Tal comportamento não apenas configura grave afronta ao Poder Judiciário, mas também viola frontalmente princípios basilares da legalidade, da segurança jurídica e da dignidade da pessoa humana, sobretudo quando se considera que o fornecimento de energia elétrica constitui serviço público essencial, indispensável à vida digna e ao pleno exercício de direitos fundamentais.
Como se não bastasse o descumprimento da ordem judicial, a situação se agrava de maneira alarmante pelo fato de que tais atos vêm sendo executados mediante o uso de escolta privada, com a presença ostensiva de homens armados, em clara demonstração de força e tentativa de intimidação. Trata-se de expediente absolutamente incompatível com o ordenamento jurídico, que evidencia não apenas abuso de direito, mas verdadeiro constrangimento ilegal imposto ao consumidor, com o intuito de assegurar, pela via da coação, a prática de um ato manifestamente ilícito.
A atitude da empresa demonstra inequívoco abuso de poder, desprezo pelas determinações judiciais e completa subversão da ordem jurídica, o que não pode — sob nenhuma hipótese — ser tolerado em um Estado de Direito. Ao agir dessa forma, a concessionária incorre, em tese, em ilícito civil e pode, inclusive, caracterizar crime de desobediência, sem prejuízo de outras tipificações cabíveis, além de ensejar a aplicação de medidas coercitivas mais severas, como a fixação e majoração de multa diária (astreintes), em patamar capaz de inibir a reiteração da conduta, bem como a responsabilização por perdas e danos e eventual responsabilização pessoal de seus gestores.

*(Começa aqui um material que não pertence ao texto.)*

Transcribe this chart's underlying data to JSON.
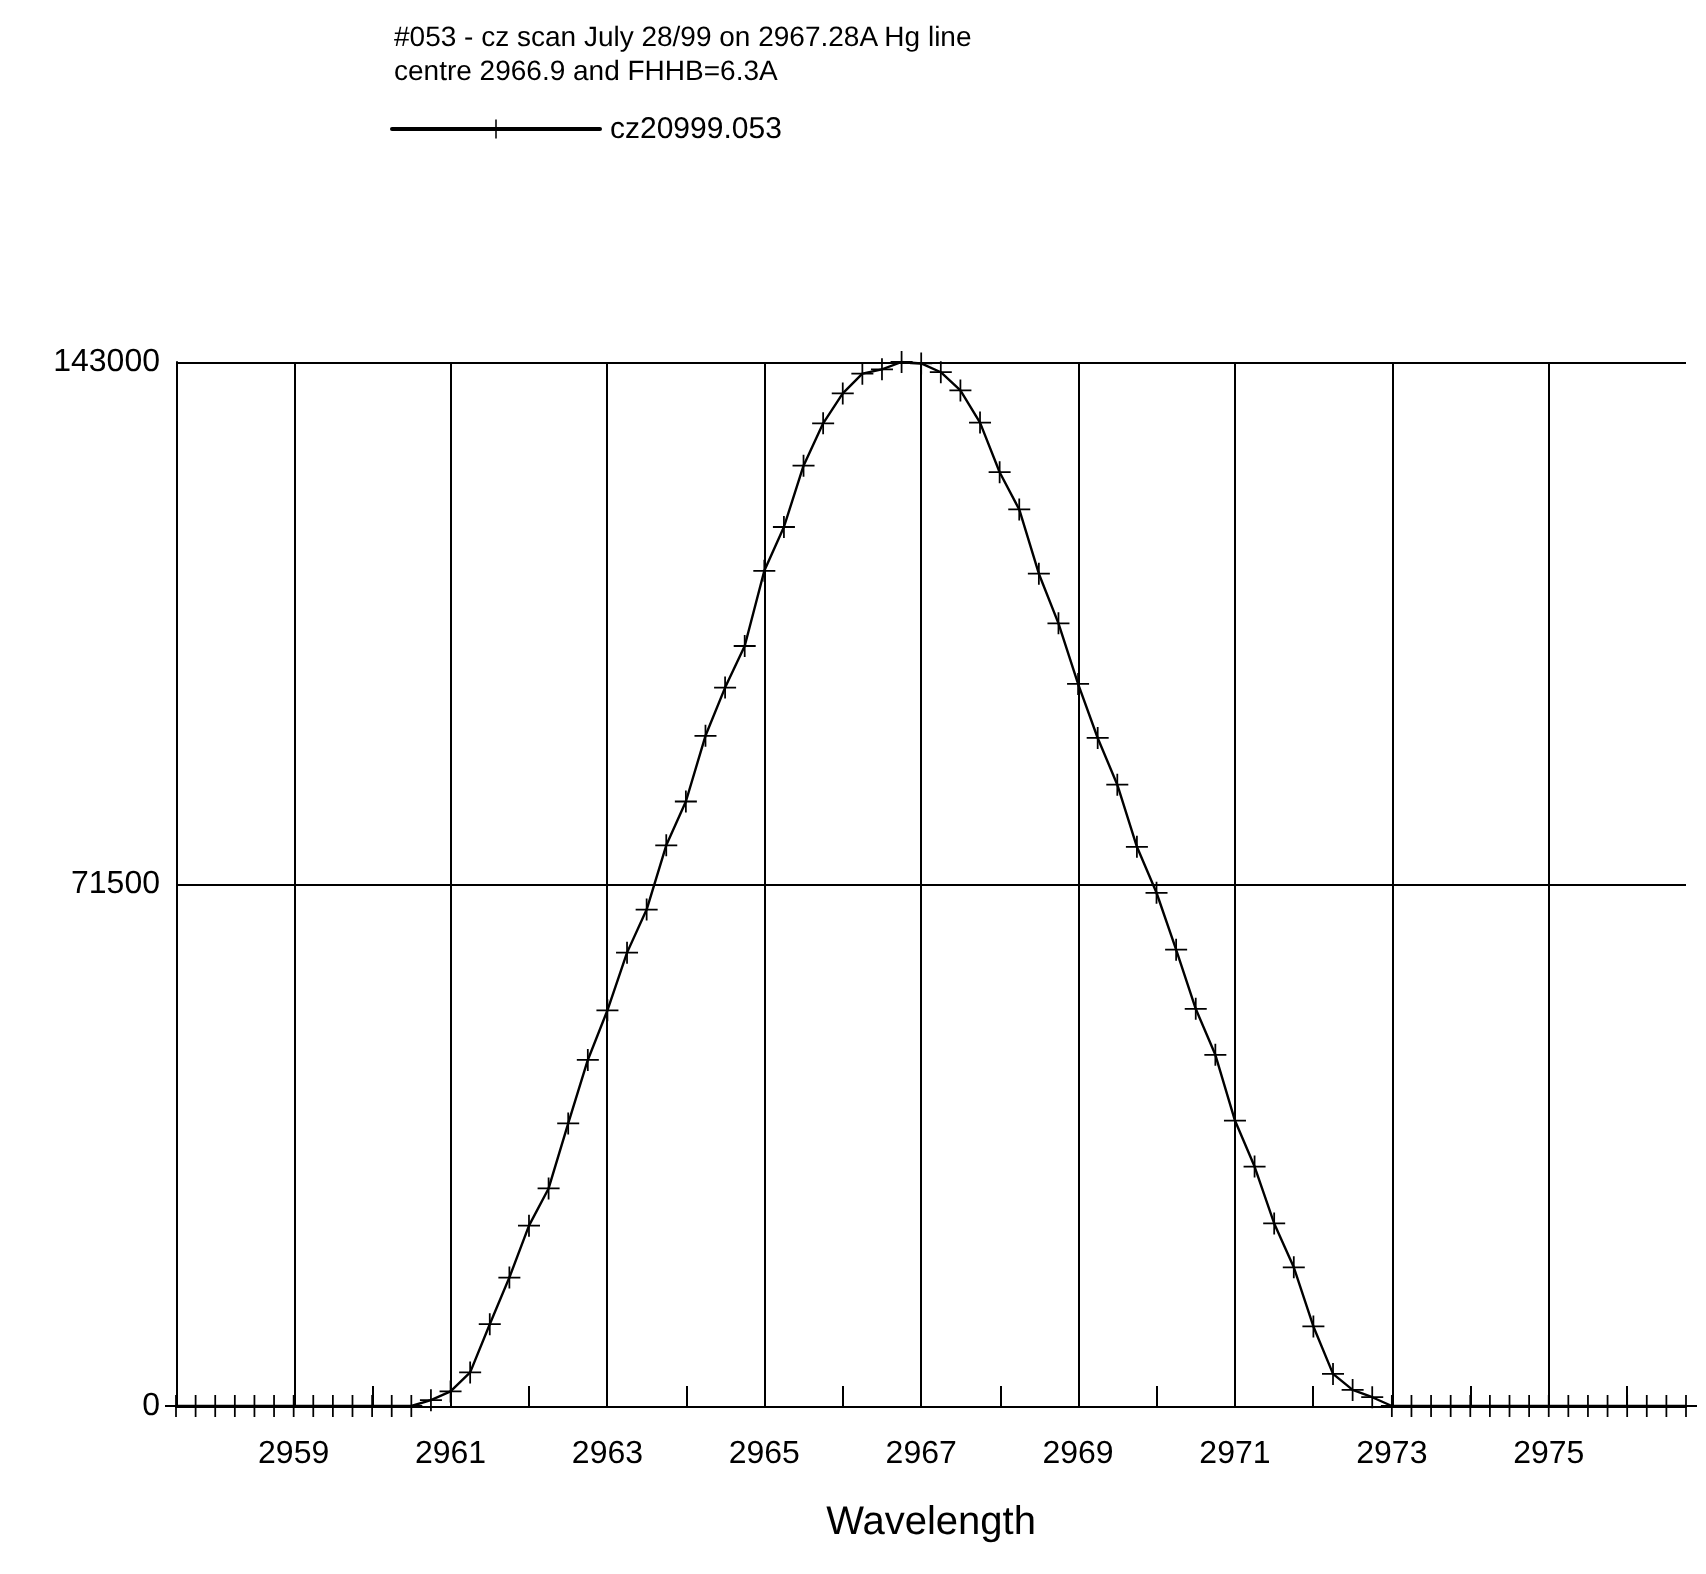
{
  "chart_data": {
    "type": "line",
    "title": "#053 - cz scan July 28/99 on 2967.28A Hg line",
    "subtitle": "centre 2966.9 and FHHB=6.3A",
    "xlabel": "Wavelength",
    "x": [
      2957.5,
      2957.75,
      2958,
      2958.25,
      2958.5,
      2958.75,
      2959,
      2959.25,
      2959.5,
      2959.75,
      2960,
      2960.25,
      2960.5,
      2960.75,
      2961,
      2961.25,
      2961.5,
      2961.75,
      2962,
      2962.25,
      2962.5,
      2962.75,
      2963,
      2963.25,
      2963.5,
      2963.75,
      2964,
      2964.25,
      2964.5,
      2964.75,
      2965,
      2965.25,
      2965.5,
      2965.75,
      2966,
      2966.25,
      2966.5,
      2966.75,
      2967,
      2967.25,
      2967.5,
      2967.75,
      2968,
      2968.25,
      2968.5,
      2968.75,
      2969,
      2969.25,
      2969.5,
      2969.75,
      2970,
      2970.25,
      2970.5,
      2970.75,
      2971,
      2971.25,
      2971.5,
      2971.75,
      2972,
      2972.25,
      2972.5,
      2972.75,
      2973,
      2973.25,
      2973.5,
      2973.75,
      2974,
      2974.25,
      2974.5,
      2974.75,
      2975,
      2975.25,
      2975.5,
      2975.75,
      2976,
      2976.25,
      2976.5,
      2976.75
    ],
    "series": [
      {
        "name": "cz20999.053",
        "color": "#000000",
        "values": [
          0,
          0,
          0,
          0,
          0,
          0,
          0,
          0,
          0,
          0,
          0,
          0,
          0,
          800,
          2000,
          4600,
          11200,
          17600,
          24700,
          29800,
          38700,
          47400,
          54200,
          62100,
          68000,
          76800,
          82800,
          91800,
          98400,
          104100,
          114400,
          120400,
          128800,
          134600,
          138700,
          141400,
          142000,
          143000,
          142800,
          141600,
          139100,
          134700,
          127900,
          122800,
          114000,
          107200,
          98900,
          91500,
          85100,
          76600,
          70300,
          62500,
          54400,
          48100,
          39100,
          32800,
          25000,
          19000,
          10900,
          4400,
          2200,
          1200,
          0,
          0,
          0,
          0,
          0,
          0,
          0,
          0,
          0,
          0,
          0,
          0,
          0,
          0,
          0,
          0
        ]
      }
    ],
    "xlim": [
      2957.5,
      2976.75
    ],
    "xticks": [
      2959,
      {
        "value": 2960,
        "label": null
      },
      2961,
      {
        "value": 2962,
        "label": null
      },
      2963,
      {
        "value": 2964,
        "label": null
      },
      2965,
      {
        "value": 2966,
        "label": null
      },
      2967,
      {
        "value": 2968,
        "label": null
      },
      2969,
      {
        "value": 2970,
        "label": null
      },
      2971,
      {
        "value": 2972,
        "label": null
      },
      2973,
      {
        "value": 2974,
        "label": null
      },
      2975,
      {
        "value": 2976,
        "label": null
      }
    ],
    "ylim": [
      0,
      143000
    ],
    "yticks": [
      0,
      71500,
      143000
    ],
    "grid": true,
    "legend": "top left",
    "marker": "cross",
    "line_style": "solid"
  }
}
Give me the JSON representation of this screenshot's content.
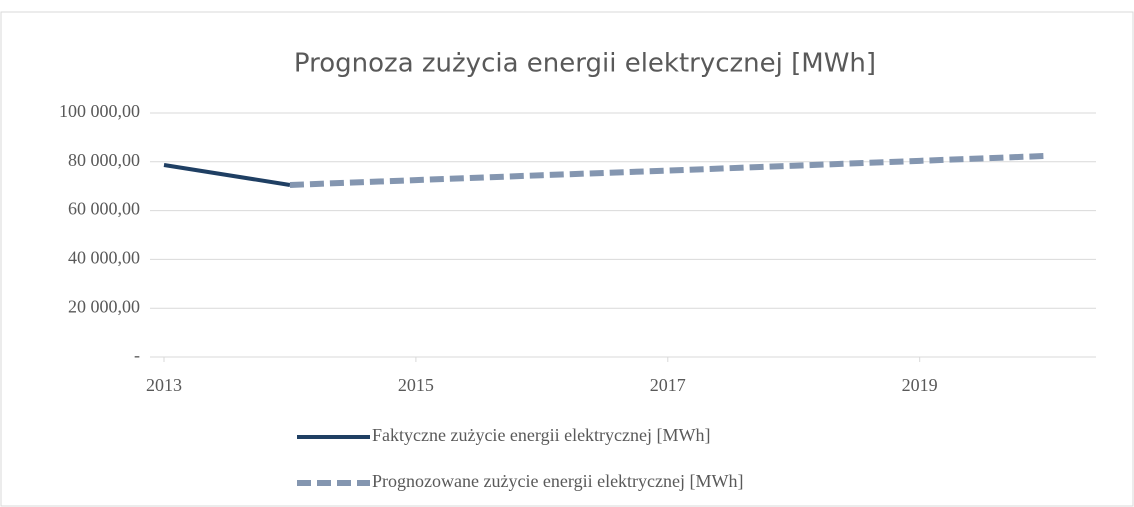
{
  "chart_data": {
    "type": "line",
    "title": "Prognoza zużycia energii elektrycznej [MWh]",
    "xlim": [
      2013,
      2020.4
    ],
    "xticks": [
      2013,
      2015,
      2017,
      2019
    ],
    "ylim": [
      0,
      100000
    ],
    "yticks": [
      {
        "value": 0,
        "label": "-"
      },
      {
        "value": 20000,
        "label": "20 000,00"
      },
      {
        "value": 40000,
        "label": "40 000,00"
      },
      {
        "value": 60000,
        "label": "60 000,00"
      },
      {
        "value": 80000,
        "label": "80 000,00"
      },
      {
        "value": 100000,
        "label": "100 000,00"
      }
    ],
    "grid": true,
    "legend": "bottom",
    "series": [
      {
        "name": "Faktyczne zużycie energii elektrycznej [MWh]",
        "color": "#1f3f63",
        "dashed": false,
        "x": [
          2013,
          2014
        ],
        "values": [
          78700,
          70500
        ]
      },
      {
        "name": "Prognozowane zużycie energii elektrycznej [MWh]",
        "color": "#8496b0",
        "dashed": true,
        "x": [
          2014,
          2015,
          2016,
          2017,
          2018,
          2019,
          2020
        ],
        "values": [
          70500,
          72500,
          74500,
          76400,
          78400,
          80400,
          82400
        ]
      }
    ]
  }
}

Diante desse cenário de manifesta ilegalidade e afronta institucional, impõe-se a imediata adoção de providências judiciais enérgicas para compelir a empresa ao cumprimento da ordem judicial, com o restabelecimento imediato do fornecimento de energia elétrica, além da apuração rigorosa e consequente sanção da conduta abusiva praticada, a fim de preservar a autoridade das decisões judiciais e impedir que práticas dessa natureza se perpetuem.
O respeito à ordem judicial não é facultativo — é imperativo.